Years ago, I was with a mate in a shop, and he was treated dreadfully by the person behind the counter. As we walked up the road I said, “I wouldn’t have put up with being treated like shit by that woman”. His reply has stuck with me forever. He said, “you’re not a Māori”.
I was reminded of this conversation when last week I linked an article from the Sunday Times https://www.stuff.co.nz/national/health/coronavirus/300440848/covid19-vaccination-how-mistrust-shadows-the-rollout-in-a-time-of-crisis. about a Black Power member aged 26. She has been harassed all her life by the state and its agencies (she has never had a conviction) in little, and often, big ways. When she was 6, she remembers being forcibly removed from her screaming mother. It’s a sad fact that State agencies misuse their powers constantly despite checks and balances.
This made me think about those who are in the “hard-to-get” final group of New Zealanders who are either resisting, or can’t be bothered, getting vaccinated. My family has told me off for being intolerant toward vaccine avoiders. I just look at what they will cost to the health system in this country if they get Covid 19.
I know that there are a variety of people who are resisting having a Covid vaccine. Some have become distracted by the nonsense on social media, which they then believe. I have watched some of these social media videos and am staggered that anybody finds them believable.
However, one thing which caused me to pause with my judgement toward the non-vaccinators was the article above and that young woman quoted in it. It made me think about how large numbers of people in this country are either ambivalent, or even hostile, toward the government and its agencies, and society in general. During the week I have been troubled by this article. I raised it in my conversations with many.
There will always be people who wish to remain as isolated from the general population as is possible. People who have been hurt and live constantly in the state of feeling rejected. Then there are those who have never engaged. The question in my head is how did this happen?
As I travelled through the part of the North Island I grew up in last year, it staggered me at the little towns which have all but died since I last visited in the 1970’s. This happens to small towns when the main source of their economy moves on. These towns often had serviced the railways. As you enter Taihape from the North there is a row of railway houses still intact. Built for when railway was king. Every one of those houses housed a railway worker and their family. Now they don’t. When corporatisation happened in the 1980’s these people were paid a redundancy payment and their house was often put on the market. Or pulled down.
Let us just think about Railways, or the Forest Service, or the Ministry of Works. Each day thousands of New Zealanders got up out of bed and went to work in these departments. Their kids saw their parents as having a purpose in life. “Dad/Mum works for the railways” etc. Then dad, or mum, had nowhere to go. Their town rotted. So did they. Many picked up traps and left the towns. I know. I worked with many of them as they battled unemployment as sections of government “corporatized”, and then were sold. To the Business Roundtable’s mates.

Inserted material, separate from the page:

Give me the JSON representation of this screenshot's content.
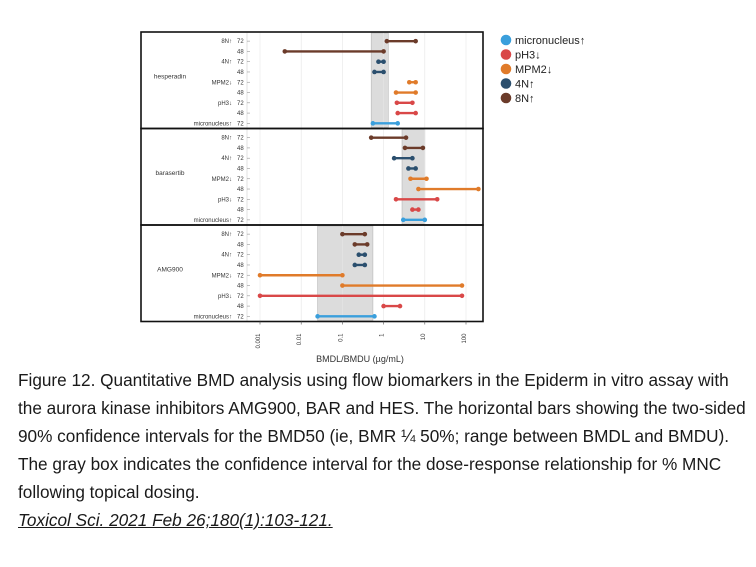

Many of those families have never recovered. In many cases there will now be three generations of people disconnected from our society. The dignity of work has bypassed them. We have filled the prisons with young people who have found solace in gangs, where they are welcomed.
So, instead of feeling angry with these people not feeling part of our society and not getting vaccinated maybe we need to look on them as indicators of a lack of love in our economy. We have adopted words like “efficiency” and “market forces” and treated them as gospel. Money is God. Society so often measures somebody’s worth in financial terms. If you are a “beneficiary” too often you are portrayed as making little, if any, contribution to society.
So, why should these people feel anything but despair and alienation? They have no dignity of work. They don’t own their house. They move from place to place often. What do they get from society? Just enough money to fail. Their landlord is propped up and rewarded for their tax-free capital gain, supported to the tune of $2.3b by the state every year with accommodation supplements. Ruth Richardson saw to that. Where Roger Douglas and Richard Prebble and Labour’s financial crew ended, Ruth Richardson finished it up.
Chris Trotter recently wrote:
“To have any reasonable expectation of producing social cohesion, it is first necessary to ensure that as many people as possible have jobs to go to, houses to live in, easily accessible educational and health services for themselves and their children, generous support in old age, and the ability to participate meaningfully in the political and cultural life of their country. Provide these things and social cohesion will emerge naturally. A population which feels secure in its material existence has little incentive to exploit or harass its weakest and most vulnerable communities.”
My mate Vivian Hutchison recently wrote a book called “How Communities awaken”, where, amongst many other things, he discussed the need for society to have a Commitment Conversation. Here’s the quote:
- What I have learned is that lip service does not really want you to have the Commitment Conversation. And it is the way that our major systems are structurally kept in denial of their need for transformational change.
- Lip service is so highly developed in our culture that it comes smartly dressed up is marketing messages, policy advice, and political talking points. There are entire job descriptions and economies in contracts based on this avoidance of the need for real change.
- Lip service is essentially an instrument of power and one of the dark arts of privilege. And it is toxic to our communities because it occupies the space we need to act and to make a real difference.
That’s where we have got to. Get people into jobs and into their own homes. Nurture their whanau. Stop the spending on negatives and make this an inclusive society. Then people might get their Covid jobs. That will take time.